Below are some considerations for operations teams who are supporting their organizations to operationalize AI.

  1. Define the use case and work backwards. The use-case project owner ideally resides within the operations team in partnership with the business owner seeking to solve the problem. From there you work backward to determine scope, team, timing, etc. A use case for operationalizing AI might be to optimize the routing of delivery vehicles based on traffic, weather, and customer preferences.
  2. Customize and collaborate. Solving for your specific use case may require a new algorithm, off-the-shelf solution, or sometimes existing capabilities not yet leveraged (another benefit from operations being the connective tissue). It’s not always a new or more complex model that can deliver the most value.
  3. Look at your toolkit & audit your processes. AI projects often require data cleansing and wrangling tools, data visualization, machine learning frameworks, process changes, model deployment and monitoring tools, some that are not used elsewhere in operations. Defining the new processes and knitting them together isn’t easy. Map out your toolsets and plan for integration, or your use case might get stuck in the training phase longer than you like.
  4. Analyze for “why.” The line of business owner who owns the use case will need more than just the results provided by a potential ML algorithm or new process. Be prepared to analyze the findings to extract the “why” or create an additional model or process that provides better interpretation.
  5. Start with low-hanging fruit. Some proven use cases have demonstrated cost savings and added real efficiency to the business. Small process changes and data cleansing or normalization can help teams improve productivity. Automating mundane tasks like issue remediation by providing users with human-readable language. Or using AI-powered virtual agents to manage customer inquiries and basic support requests.
  6. Latency matters. Evaluate your cloud architecture—can it scale to support your new AI algorithm? Ensuring your cloud architecture can deliver the latency required to meet business needs is critical.
  7. Responsible AI matters most. Therein lies one of the biggest challenges. AI must be accountable, inclusive, reliable, safe, fair, transparent, private, and secure. Responsible AI implementation has considered the company’s values, policies, and standard operating procedures, as well as legal and moral implications around the lifecycle of AI – fostering a culture of trust and ethical decision making.

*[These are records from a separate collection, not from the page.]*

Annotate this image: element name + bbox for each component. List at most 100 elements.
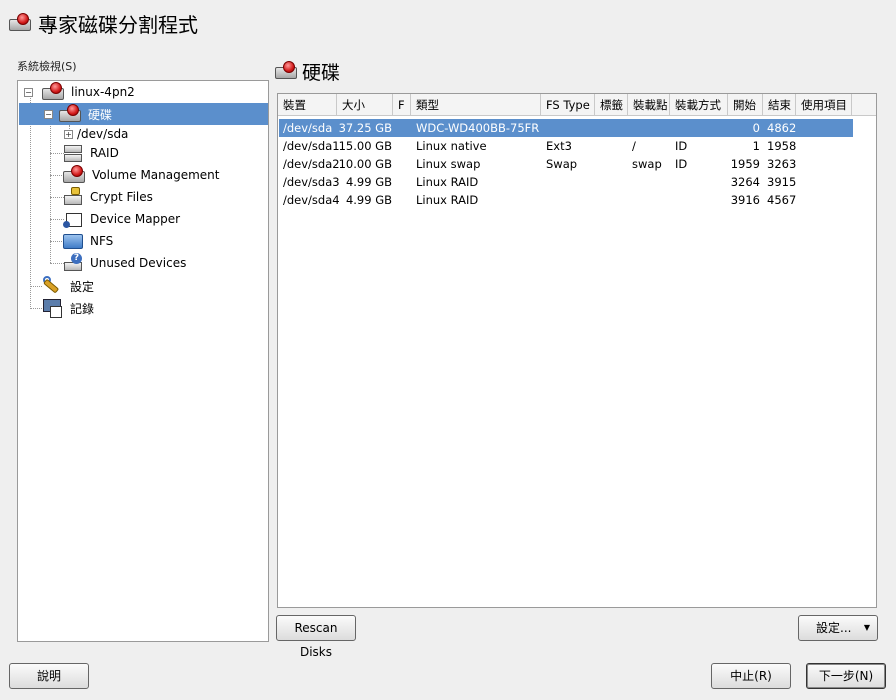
computer-disk-icon xyxy=(41,82,65,102)
tree-item-volume-management[interactable]: Volume Management xyxy=(62,164,220,186)
unused-devices-icon: ? xyxy=(62,253,84,273)
table-row[interactable]: /dev/sda4 4.99 GB Linux RAID 3916 4567 xyxy=(279,191,853,209)
cell-type: Linux native xyxy=(416,139,487,153)
rescan-disks-button[interactable]: Rescan Disks xyxy=(276,615,356,659)
system-view-label: 系統檢視(S) xyxy=(17,60,77,73)
table-row[interactable]: /dev/sda3 4.99 GB Linux RAID 3264 3915 xyxy=(279,173,853,191)
column-header-end[interactable]: 結束 xyxy=(763,94,796,116)
cell-label xyxy=(600,137,630,155)
cell-device: /dev/sda4 xyxy=(283,193,340,207)
log-icon xyxy=(42,298,64,318)
cell-used-by xyxy=(800,119,852,137)
tree-item-label: Unused Devices xyxy=(90,256,187,270)
column-header-device[interactable]: 裝置 xyxy=(278,94,337,116)
tree-item-host[interactable]: − linux-4pn2 xyxy=(24,81,135,103)
column-header-fs-type[interactable]: FS Type xyxy=(541,94,595,116)
cell-mount: / xyxy=(632,139,636,153)
cell-size: 10.00 GB xyxy=(338,157,392,171)
tree-item-hard-disks[interactable]: − 硬碟 xyxy=(19,103,268,125)
tree-item-label: 硬碟 xyxy=(88,107,113,122)
cell-start: 1959 xyxy=(730,157,760,171)
raid-icon xyxy=(62,143,84,163)
tree-item-label: /dev/sda xyxy=(77,127,129,141)
column-header-f[interactable]: F xyxy=(393,94,411,116)
cell-used-by xyxy=(800,137,852,155)
cell-type: Linux RAID xyxy=(416,193,479,207)
abort-button[interactable]: 中止(R) xyxy=(711,663,791,689)
tree-item-label: 設定 xyxy=(70,279,95,294)
system-view-tree[interactable]: − linux-4pn2 − 硬碟 + /dev/sda RAID Volume… xyxy=(17,80,269,642)
cell-mount xyxy=(632,191,672,209)
cell-mount-by: ID xyxy=(675,139,688,153)
help-button[interactable]: 說明 xyxy=(9,663,89,689)
cell-device: /dev/sda2 xyxy=(283,157,340,171)
cell-mount-by xyxy=(675,119,727,137)
next-button[interactable]: 下一步(N) xyxy=(806,663,886,689)
dropdown-arrow-icon: ▼ xyxy=(863,623,870,632)
tree-item-nfs[interactable]: NFS xyxy=(62,230,113,252)
cell-size: 15.00 GB xyxy=(338,139,392,153)
cell-mount-by xyxy=(675,173,727,191)
cell-f xyxy=(397,137,411,155)
tree-item-label: Device Mapper xyxy=(90,212,181,226)
cell-fs-type xyxy=(546,173,596,191)
cell-start: 3264 xyxy=(730,175,760,189)
cell-start: 0 xyxy=(752,121,760,135)
settings-menu-button[interactable]: 設定... ▼ xyxy=(798,615,878,641)
column-header-type[interactable]: 類型 xyxy=(411,94,541,116)
cell-size: 37.25 GB xyxy=(338,121,392,135)
table-row[interactable]: /dev/sda 37.25 GB WDC-WD400BB-75FR 0 4862 xyxy=(279,119,853,137)
tree-item-unused-devices[interactable]: ? Unused Devices xyxy=(62,252,186,274)
cell-end: 4862 xyxy=(767,121,797,135)
cell-f xyxy=(397,119,411,137)
hard-disk-icon xyxy=(58,104,82,124)
cell-mount-by: ID xyxy=(675,157,688,171)
table-row[interactable]: /dev/sda2 10.00 GB Linux swap Swap swap ID 195… xyxy=(279,155,853,173)
cell-fs-type xyxy=(546,119,596,137)
hard-disk-icon xyxy=(274,61,298,81)
cell-device: /dev/sda xyxy=(283,121,333,135)
cell-label xyxy=(600,191,630,209)
column-header-mount-point[interactable]: 裝載點 xyxy=(628,94,670,116)
cell-type: WDC-WD400BB-75FR xyxy=(416,121,540,135)
column-header-start[interactable]: 開始 xyxy=(728,94,763,116)
tree-item-label: Crypt Files xyxy=(90,190,153,204)
cell-device: /dev/sda1 xyxy=(283,139,340,153)
cell-mount-by xyxy=(675,191,727,209)
column-header-mount-by[interactable]: 裝載方式 xyxy=(670,94,728,116)
volume-management-icon xyxy=(62,165,86,185)
tree-item-log[interactable]: 記錄 xyxy=(42,297,94,319)
crypt-files-icon xyxy=(62,187,84,207)
cell-mount: swap xyxy=(632,157,662,171)
device-mapper-icon xyxy=(62,209,84,229)
cell-end: 3915 xyxy=(767,175,797,189)
pane-header: 硬碟 xyxy=(274,58,340,84)
tree-item-raid[interactable]: RAID xyxy=(62,142,119,164)
tree-item-crypt-files[interactable]: Crypt Files xyxy=(62,186,153,208)
settings-button-label: 設定... xyxy=(816,621,852,635)
column-header-label[interactable]: 標籤 xyxy=(595,94,628,116)
cell-used-by xyxy=(800,155,852,173)
page-title: 硬碟 xyxy=(302,61,341,84)
table-row[interactable]: /dev/sda1 15.00 GB Linux native Ext3 / ID 1 195… xyxy=(279,137,853,155)
tree-item-label: 記錄 xyxy=(70,301,95,316)
collapse-icon[interactable]: − xyxy=(24,87,33,97)
hard-disk-icon xyxy=(8,13,32,33)
tree-item-device-mapper[interactable]: Device Mapper xyxy=(62,208,180,230)
expand-icon[interactable]: + xyxy=(64,129,73,139)
cell-used-by xyxy=(800,173,852,191)
tree-item-settings[interactable]: 設定 xyxy=(42,275,94,297)
cell-end: 4567 xyxy=(767,193,797,207)
partition-table[interactable]: 裝置 大小 F 類型 FS Type 標籤 裝載點 裝載方式 開始 結束 使用項… xyxy=(277,93,877,608)
cell-type: Linux swap xyxy=(416,157,481,171)
cell-fs-type xyxy=(546,191,596,209)
cell-fs-type: Ext3 xyxy=(546,139,572,153)
collapse-icon[interactable]: − xyxy=(44,109,53,119)
cell-type: Linux RAID xyxy=(416,175,479,189)
settings-wrench-icon xyxy=(42,276,64,296)
cell-end: 1958 xyxy=(767,139,797,153)
cell-f xyxy=(397,191,411,209)
column-header-size[interactable]: 大小 xyxy=(337,94,393,116)
column-header-used-by[interactable]: 使用項目 xyxy=(796,94,852,116)
nfs-icon xyxy=(62,231,84,251)
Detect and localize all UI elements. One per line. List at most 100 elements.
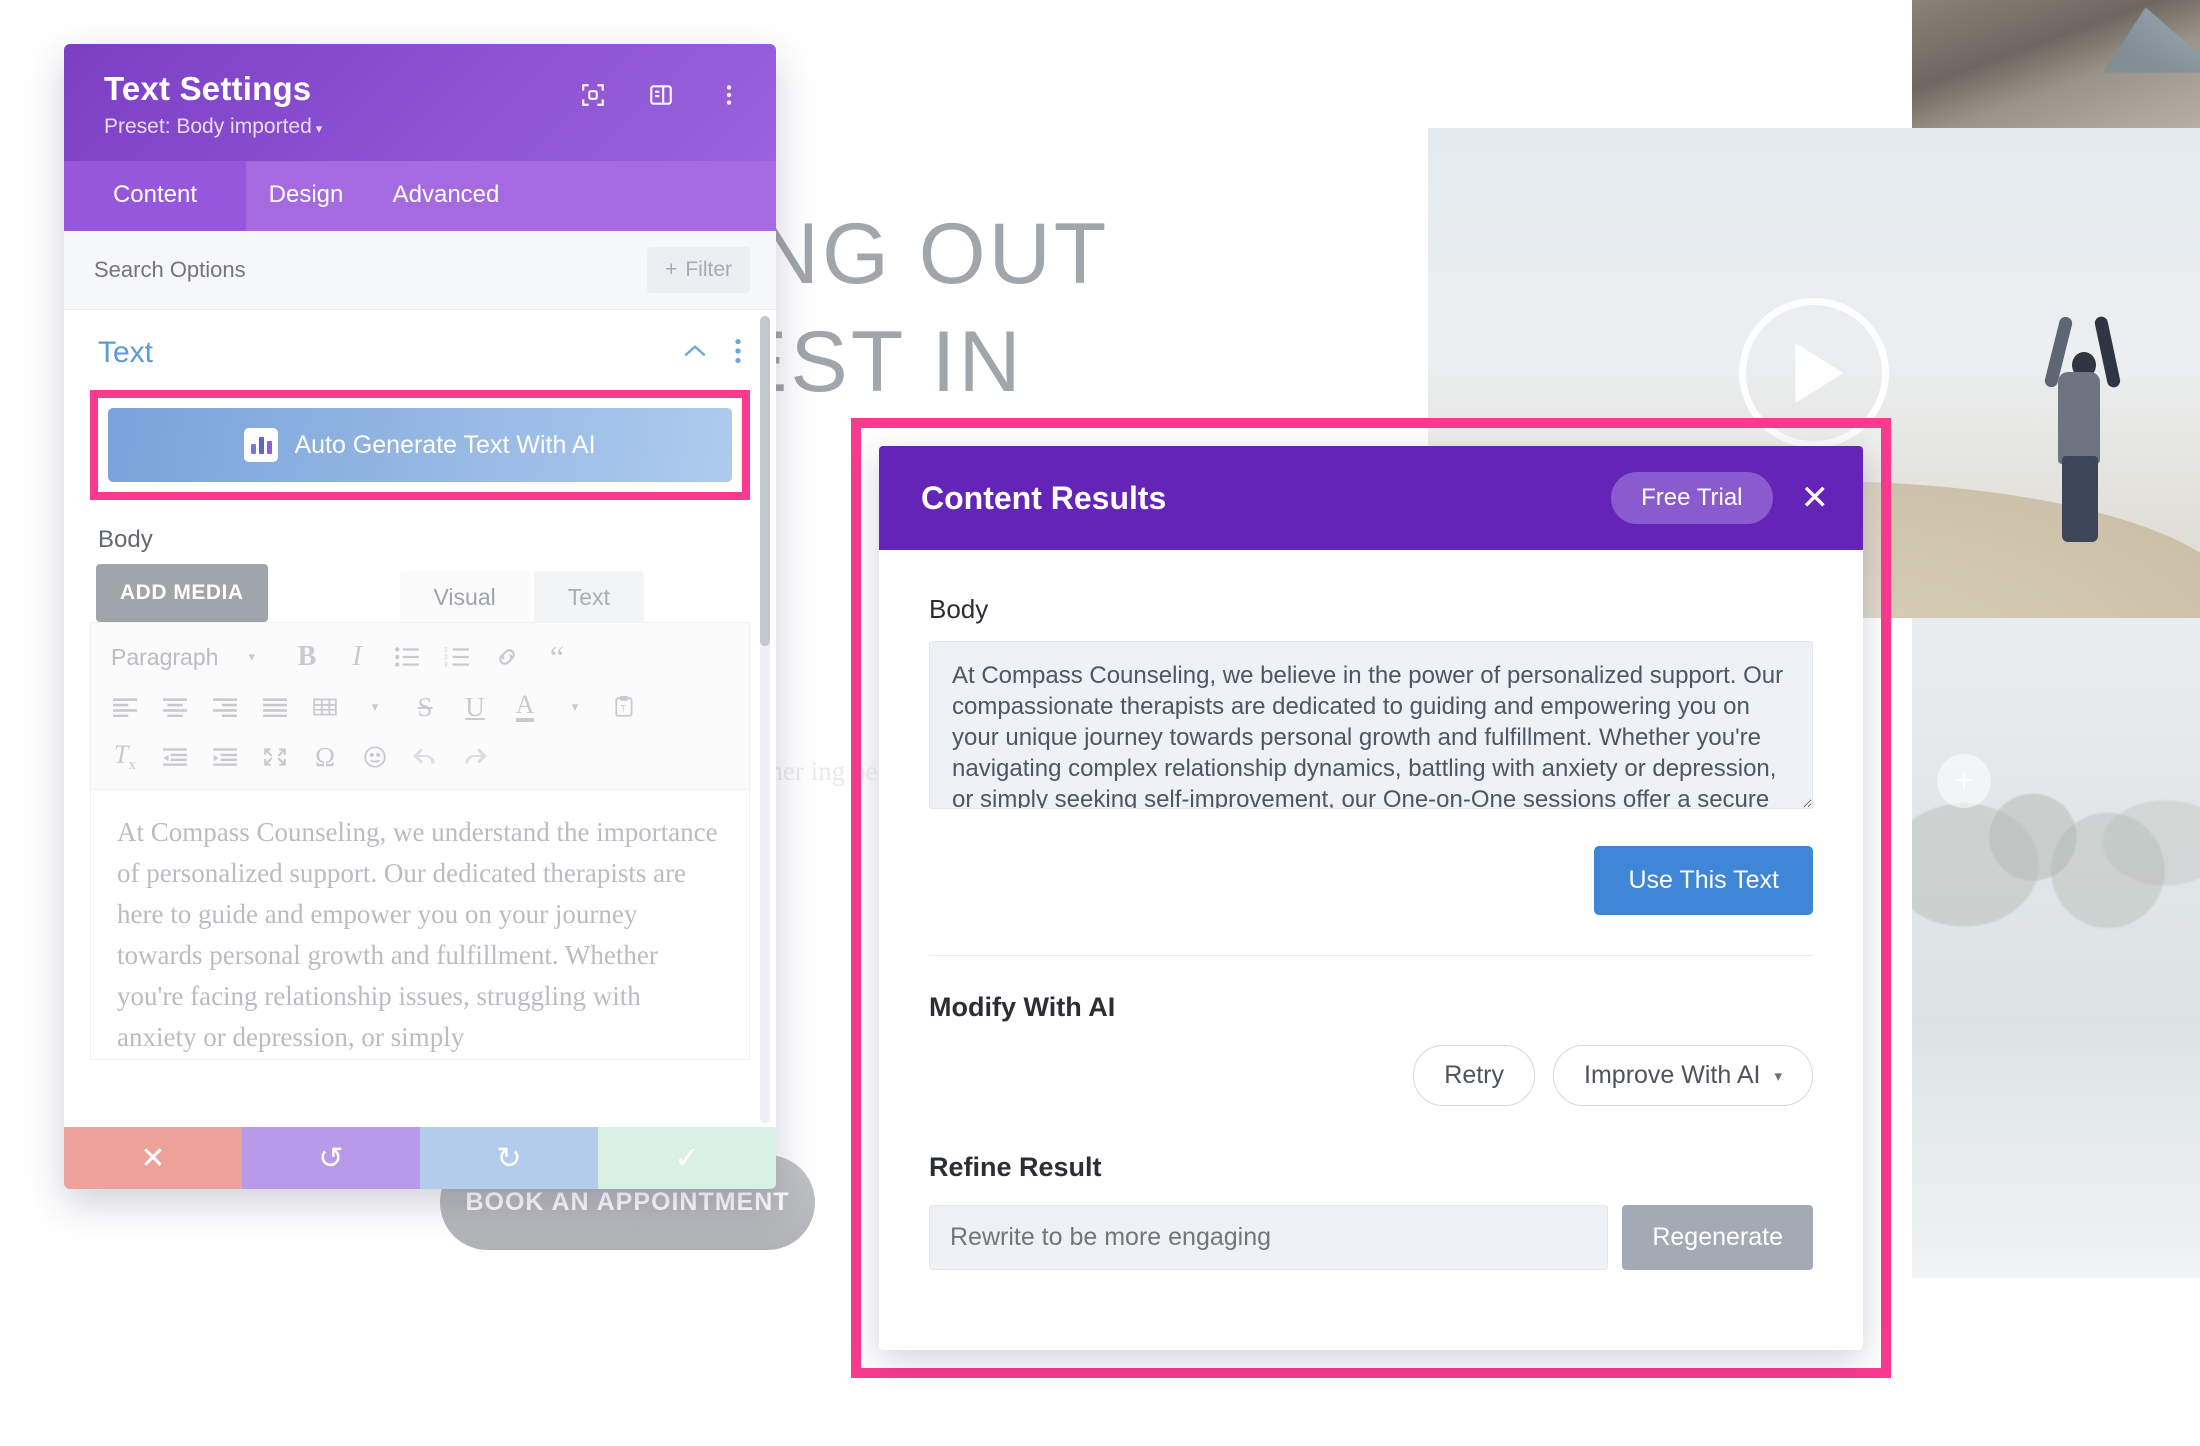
align-justify-icon[interactable]: [253, 687, 297, 727]
close-icon[interactable]: ✕: [1795, 481, 1836, 515]
tab-advanced[interactable]: Advanced: [366, 161, 526, 231]
link-icon[interactable]: [485, 637, 529, 677]
settings-scrollbar-thumb[interactable]: [760, 316, 770, 646]
search-bar: + Filter: [64, 231, 776, 310]
refine-input[interactable]: [929, 1205, 1609, 1270]
redo-button[interactable]: ↻: [420, 1127, 598, 1189]
settings-footer-actions: ✕ ↺ ↻ ✓: [64, 1127, 776, 1189]
chevron-down-icon: ▾: [1774, 1067, 1782, 1085]
improve-with-ai-label: Improve With AI: [1584, 1061, 1761, 1089]
search-input[interactable]: [94, 257, 494, 283]
add-module-icon[interactable]: +: [1937, 754, 1991, 808]
modify-with-ai-actions: Retry Improve With AI ▾: [929, 1045, 1813, 1106]
preset-label: Preset: Body imported: [104, 115, 312, 138]
person-legs: [2062, 456, 2098, 542]
wp-editor: ADD MEDIA Visual Text Paragraph ▾ B I 1 …: [90, 564, 750, 1060]
text-color-caret-icon[interactable]: ▾: [553, 687, 597, 727]
align-right-icon[interactable]: [203, 687, 247, 727]
svg-text:3: 3: [444, 662, 448, 668]
modify-with-ai-title: Modify With AI: [929, 992, 1116, 1022]
align-left-icon[interactable]: [103, 687, 147, 727]
content-results-header: Content Results Free Trial ✕: [879, 446, 1863, 550]
indent-icon[interactable]: [203, 737, 247, 777]
retry-label: Retry: [1444, 1061, 1505, 1089]
wp-editor-topbar: ADD MEDIA Visual Text: [90, 564, 750, 622]
table-icon[interactable]: [303, 687, 347, 727]
modal-header-actions: Free Trial ✕: [1611, 472, 1835, 524]
italic-icon[interactable]: I: [335, 637, 379, 677]
settings-tabs: Content Design Advanced: [64, 161, 776, 231]
save-button[interactable]: ✓: [598, 1127, 776, 1189]
mountain-photo: [1912, 0, 2200, 132]
section-actions: [682, 338, 742, 369]
underline-icon[interactable]: U: [453, 687, 497, 727]
text-settings-panel: Text Settings Preset: Body imported ▾ Co…: [64, 44, 776, 1189]
editor-content[interactable]: At Compass Counseling, we understand the…: [90, 790, 750, 1060]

Successful AI requires we humans.

By empowering business operations teams to drive strategies to overcome some of the mentioned challenges, businesses can improve their chances of successfully introducing AI products and capabilities throughout the entire business.

Operationalizing AI is not a one-time event, but a continuous process of learning, adapting, and improving. It starts with leaders promoting a culture of innovation and willingness to try new things. It requires trust between teams, a collaborative mindset, and a robust infrastructure. By operationalizing AI, global businesses can realize their AI ambitions and benefit from AI’s limitless potential, making them more competitive and driving business value.